Santander UK has reported a dramatic 44% drop in first-quarter profits, as the banking giant allocates nearly £180 million more to cover the motor finance mis-selling scandal. The high street lender posted pre-tax profits of just £202 million, down from £358 million in the same period last year. This additional provision brings Santander's total bill for the motor finance saga to a staggering £633 million.
Key Financial Details
The bank also recorded a £73 million charge for bad debts, a 40% increase year-on-year, reflecting a downgraded outlook for the UK economy amid the ongoing Iran war. Santander now expects the economy to grow by only 0.5% in 2026, with unemployment projected to reach 5.5%.
New chief executive Mahesh Aditya commented: "While we are not yet seeing any significant impact of the current uncertain global economic environment on our customers, we have put measures in place including a proactive outreach programme offering support."
Cost-Cutting Measures
Santander is fighting back with cost-cutting initiatives, including plans to close 44 more branches and put nearly 300 jobs at risk. Operating expenses fell 7% in the first quarter as the bank pushes ahead with "simplification and automation" efforts.

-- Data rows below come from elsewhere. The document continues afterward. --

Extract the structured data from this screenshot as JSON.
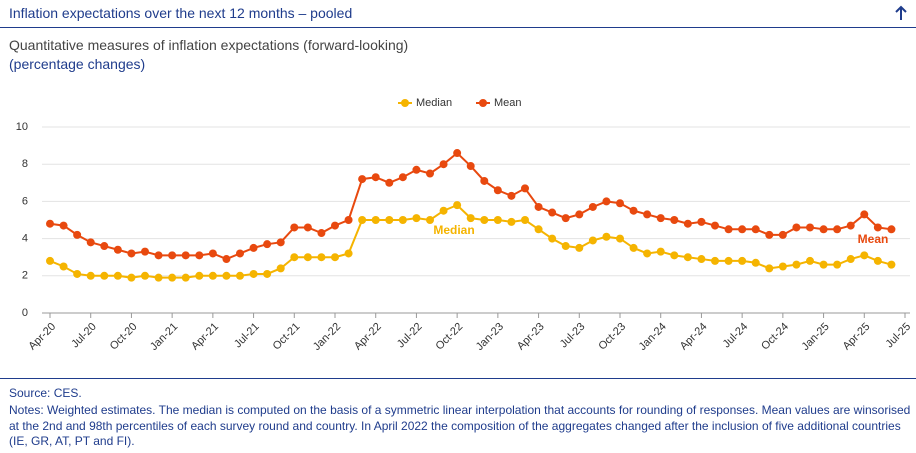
{
  "header": {
    "title": "Inflation expectations over the next 12 months – pooled"
  },
  "chart_data": {
    "type": "line",
    "title": "Quantitative measures of inflation expectations (forward-looking)",
    "subtitle": "(percentage changes)",
    "categories": [
      "Apr-20",
      null,
      null,
      "Jul-20",
      null,
      null,
      "Oct-20",
      null,
      null,
      "Jan-21",
      null,
      null,
      "Apr-21",
      null,
      null,
      "Jul-21",
      null,
      null,
      "Oct-21",
      null,
      null,
      "Jan-22",
      null,
      null,
      "Apr-22",
      null,
      null,
      "Jul-22",
      null,
      null,
      "Oct-22",
      null,
      null,
      "Jan-23",
      null,
      null,
      "Apr-23",
      null,
      null,
      "Jul-23",
      null,
      null,
      "Oct-23",
      null,
      null,
      "Jan-24",
      null,
      null,
      "Apr-24",
      null,
      null,
      "Jul-24",
      null,
      null,
      "Oct-24",
      null,
      null,
      "Jan-25",
      null,
      null,
      "Apr-25",
      null,
      null,
      "Jul-25"
    ],
    "series": [
      {
        "name": "Median",
        "color": "#f5b400",
        "values": [
          2.8,
          2.5,
          2.1,
          2.0,
          2.0,
          2.0,
          1.9,
          2.0,
          1.9,
          1.9,
          1.9,
          2.0,
          2.0,
          2.0,
          2.0,
          2.1,
          2.1,
          2.4,
          3.0,
          3.0,
          3.0,
          3.0,
          3.2,
          5.0,
          5.0,
          5.0,
          5.0,
          5.1,
          5.0,
          5.5,
          5.8,
          5.1,
          5.0,
          5.0,
          4.9,
          5.0,
          4.5,
          4.0,
          3.6,
          3.5,
          3.9,
          4.1,
          4.0,
          3.5,
          3.2,
          3.3,
          3.1,
          3.0,
          2.9,
          2.8,
          2.8,
          2.8,
          2.7,
          2.4,
          2.5,
          2.6,
          2.8,
          2.6,
          2.6,
          2.9,
          3.1,
          2.8,
          2.6,
          null
        ]
      },
      {
        "name": "Mean",
        "color": "#e8490f",
        "values": [
          4.8,
          4.7,
          4.2,
          3.8,
          3.6,
          3.4,
          3.2,
          3.3,
          3.1,
          3.1,
          3.1,
          3.1,
          3.2,
          2.9,
          3.2,
          3.5,
          3.7,
          3.8,
          4.6,
          4.6,
          4.3,
          4.7,
          5.0,
          7.2,
          7.3,
          7.0,
          7.3,
          7.7,
          7.5,
          8.0,
          8.6,
          7.9,
          7.1,
          6.6,
          6.3,
          6.7,
          5.7,
          5.4,
          5.1,
          5.3,
          5.7,
          6.0,
          5.9,
          5.5,
          5.3,
          5.1,
          5.0,
          4.8,
          4.9,
          4.7,
          4.5,
          4.5,
          4.5,
          4.2,
          4.2,
          4.6,
          4.6,
          4.5,
          4.5,
          4.7,
          5.3,
          4.6,
          4.5,
          null
        ]
      }
    ],
    "annotations": [
      "Median",
      "Mean"
    ],
    "ylim": [
      0,
      10
    ],
    "yticks": [
      0,
      2,
      4,
      6,
      8,
      10
    ],
    "grid": true,
    "legend": "top"
  },
  "source": "Source: CES.",
  "notes": "Notes: Weighted estimates. The median is computed on the basis of a symmetric linear interpolation that accounts for rounding of responses. Mean values are winsorised at the 2nd and 98th percentiles of each survey round and country. In April 2022 the composition of the aggregates changed after the inclusion of five additional countries (IE, GR, AT, PT and FI)."
}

Motor Finance Compensation
Santander confirmed it will not contest the Financial Conduct Authority's motor finance redress proposals and will pay compensation for its share of unfair deals. Approximately 12.1 million customers are due compensation, averaging £829 each. The scheme is expected to commence soon, providing much-needed relief to affected consumers.
TSB Takeover Update
Meanwhile, Santander's £2.65 billion takeover of rival TSB is "expected imminently" following regulatory approval. This acquisition is part of Santander's broader strategy to strengthen its market position despite the challenging economic environment.